The system implements a centralised exception handling strategy to ensure service stability, especially during inter-service communication between the Java API Gateway and the Python AI Services.

🏗️ Architecture

The project uses Spring Boot's @ControllerAdvice to intercept exceptions globally. This prevents raw stack traces from being exposed to the end-user, which is a key security best practice.

Key Components

  • RlInferenceException: A custom runtime exception used specifically for failures during Reinforcement Learning inference requests.
  • GlobalExceptionHandler: Intercepts all exceptions and maps them to standardised ErrorResponse DTOs.

🚦 Handling Inter-Service Failures

When the Gateway communicates with the rl-inference-service or lstm-predictor-service, several things can go wrong (timeouts, connection refused, or invalid model state).

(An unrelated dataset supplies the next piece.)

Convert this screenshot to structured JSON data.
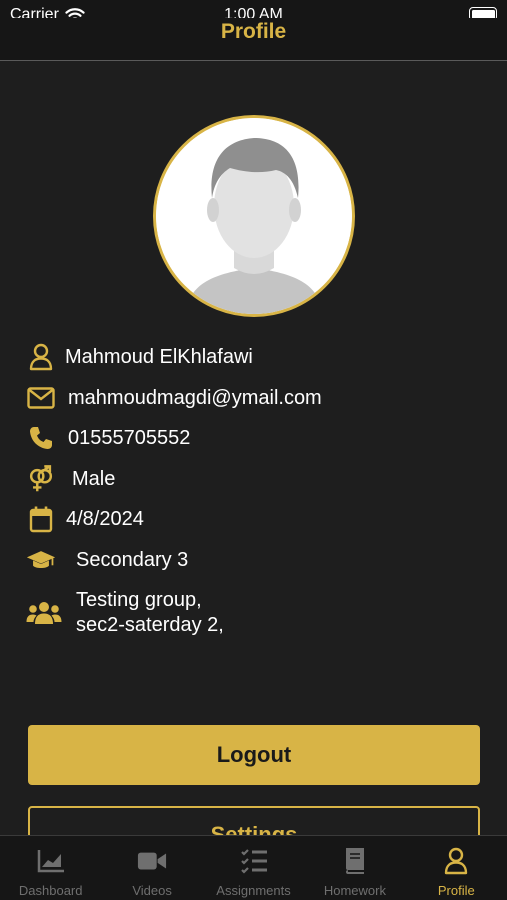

Exception HTTP Status Mitigation Strategy
RlInferenceException 502 Bad Gateway Logs the specific AI service error and returns a clean JSON response.
MethodArgumentNotValidException 400 Bad Request Validates input telemetry vectors before they reach the AI models.
Exception (General) 500 Internal Error Generic fallback to prevent internal logic leakage.

📝 Standardised Error Response

All exceptions return a consistent JSON contract, allowing the frontend or simulation scripts to handle errors gracefully:

{
  "message": "Error communicating with RL service",
  "details": "Connection timed out",
  "timestamp": "2026-04-27T10:00:00Z"
}